Have you ever wondered how plastic products are made? They begin as a petroleum liquid or gas, and are turned into these pellets or microbeads below:

I took this picture at one of the manufacturing plants I visited this week. These pieces are about the size of a rice kernel, and the few black ones in this batch will make the whole mix that colour. Because of the size of the beads, they’re easy to melt and then mould into something useful.
Now imagine shipping containers full of these microbeads spilling into the ocean. This is what was found in 2017 on beaches in the UK after that occurred.

The reality is that any plastic product will eventually break back down into these rice size pieces and even smaller over time. Yet, it will be centuries before they can degrade back to petroleum.

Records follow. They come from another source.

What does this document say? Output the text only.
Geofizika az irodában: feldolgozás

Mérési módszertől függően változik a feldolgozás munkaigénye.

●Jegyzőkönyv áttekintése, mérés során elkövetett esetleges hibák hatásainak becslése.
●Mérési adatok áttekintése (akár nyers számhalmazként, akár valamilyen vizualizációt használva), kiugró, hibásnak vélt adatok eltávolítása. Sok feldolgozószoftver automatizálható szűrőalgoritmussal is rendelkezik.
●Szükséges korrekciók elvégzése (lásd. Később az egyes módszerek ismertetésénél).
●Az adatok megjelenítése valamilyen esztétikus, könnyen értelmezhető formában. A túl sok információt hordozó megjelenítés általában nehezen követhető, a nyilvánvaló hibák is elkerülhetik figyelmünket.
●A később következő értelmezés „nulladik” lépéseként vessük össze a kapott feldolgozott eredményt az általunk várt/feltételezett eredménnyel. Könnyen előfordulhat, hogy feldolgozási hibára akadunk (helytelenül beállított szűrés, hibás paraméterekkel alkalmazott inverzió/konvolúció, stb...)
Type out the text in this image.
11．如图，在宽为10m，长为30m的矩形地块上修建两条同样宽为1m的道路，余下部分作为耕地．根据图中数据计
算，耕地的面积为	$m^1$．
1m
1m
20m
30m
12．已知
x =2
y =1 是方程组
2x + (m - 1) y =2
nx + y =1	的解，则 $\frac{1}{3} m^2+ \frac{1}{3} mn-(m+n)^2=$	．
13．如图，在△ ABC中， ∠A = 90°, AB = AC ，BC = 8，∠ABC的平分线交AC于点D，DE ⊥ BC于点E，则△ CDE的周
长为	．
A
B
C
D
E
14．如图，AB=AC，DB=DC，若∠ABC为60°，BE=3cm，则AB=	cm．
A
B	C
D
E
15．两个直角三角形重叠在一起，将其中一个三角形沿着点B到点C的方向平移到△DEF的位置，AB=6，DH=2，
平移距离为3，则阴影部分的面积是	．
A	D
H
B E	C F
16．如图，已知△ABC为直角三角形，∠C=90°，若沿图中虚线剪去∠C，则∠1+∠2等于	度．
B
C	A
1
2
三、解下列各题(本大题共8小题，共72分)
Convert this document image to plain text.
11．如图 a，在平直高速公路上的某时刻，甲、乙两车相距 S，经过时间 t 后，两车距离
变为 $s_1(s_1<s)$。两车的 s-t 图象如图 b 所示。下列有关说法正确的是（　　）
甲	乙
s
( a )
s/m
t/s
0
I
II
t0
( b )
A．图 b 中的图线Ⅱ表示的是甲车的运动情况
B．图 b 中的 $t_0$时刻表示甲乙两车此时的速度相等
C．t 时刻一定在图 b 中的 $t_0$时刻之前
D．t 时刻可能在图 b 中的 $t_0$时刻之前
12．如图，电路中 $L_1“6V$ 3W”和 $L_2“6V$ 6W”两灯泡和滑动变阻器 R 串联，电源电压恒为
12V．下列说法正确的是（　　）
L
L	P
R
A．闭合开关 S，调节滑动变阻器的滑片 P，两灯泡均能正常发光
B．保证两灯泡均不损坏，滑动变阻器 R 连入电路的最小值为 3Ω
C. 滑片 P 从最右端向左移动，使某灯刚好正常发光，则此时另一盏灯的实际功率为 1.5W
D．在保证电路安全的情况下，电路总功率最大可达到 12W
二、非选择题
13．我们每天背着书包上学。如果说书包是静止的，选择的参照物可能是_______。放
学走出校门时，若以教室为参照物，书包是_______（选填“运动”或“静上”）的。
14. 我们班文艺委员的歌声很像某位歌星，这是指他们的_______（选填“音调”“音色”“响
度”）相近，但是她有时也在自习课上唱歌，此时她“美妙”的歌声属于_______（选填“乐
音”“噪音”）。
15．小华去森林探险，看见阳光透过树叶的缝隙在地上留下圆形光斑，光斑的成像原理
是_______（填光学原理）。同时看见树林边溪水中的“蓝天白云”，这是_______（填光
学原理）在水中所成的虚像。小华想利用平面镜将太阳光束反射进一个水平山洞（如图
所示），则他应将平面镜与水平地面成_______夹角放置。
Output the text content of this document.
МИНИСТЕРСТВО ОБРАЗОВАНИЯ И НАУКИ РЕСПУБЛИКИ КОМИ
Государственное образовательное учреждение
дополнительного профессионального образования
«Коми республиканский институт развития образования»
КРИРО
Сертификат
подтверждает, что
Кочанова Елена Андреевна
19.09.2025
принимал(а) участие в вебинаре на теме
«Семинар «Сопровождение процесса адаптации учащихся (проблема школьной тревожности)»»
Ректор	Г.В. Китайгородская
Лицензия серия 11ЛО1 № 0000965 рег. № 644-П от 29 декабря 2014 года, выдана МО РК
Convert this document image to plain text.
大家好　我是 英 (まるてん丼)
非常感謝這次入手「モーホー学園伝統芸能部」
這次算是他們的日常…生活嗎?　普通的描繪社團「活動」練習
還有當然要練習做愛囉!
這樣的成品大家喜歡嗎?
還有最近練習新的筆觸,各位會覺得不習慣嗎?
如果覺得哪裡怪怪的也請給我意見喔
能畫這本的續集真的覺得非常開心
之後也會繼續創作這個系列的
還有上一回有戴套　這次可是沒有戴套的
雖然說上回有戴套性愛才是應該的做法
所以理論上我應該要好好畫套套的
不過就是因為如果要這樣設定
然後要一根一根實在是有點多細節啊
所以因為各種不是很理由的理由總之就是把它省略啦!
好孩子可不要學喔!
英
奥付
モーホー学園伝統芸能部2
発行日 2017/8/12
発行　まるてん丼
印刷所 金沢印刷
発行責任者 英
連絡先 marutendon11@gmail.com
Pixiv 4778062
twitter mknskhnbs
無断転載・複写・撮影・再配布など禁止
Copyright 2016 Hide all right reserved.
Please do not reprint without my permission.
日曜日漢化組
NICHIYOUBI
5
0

This is why there’s so much talk about plastic in the news these days. This is not new knowledge. It’s just that the physical impacts to our environment and wildlife have finally reached such high levels that it’s hard to ignore.
Plastic isn’t a bad product by itself. It’s light, durable, flexible, and lasts forever – the same traits that are also causing harm to Mother Nature. The challenge for product manufacturers is to design their goods for the full cycle of life, not just the making stage.
If everyone thought about the disposal of the product and not just the making and using stages, they would probably make it very differently.
At The Refoundry, we will have a take back system in place where any used product can be sent back to use to be donated for reuse or recycled back into the same product. It will no doubt be expensive do to this with storage and transport costs, but I don’t see how we can consider ourselves an environmental social enterprise and not do this. I can only hope that our customers will value this too.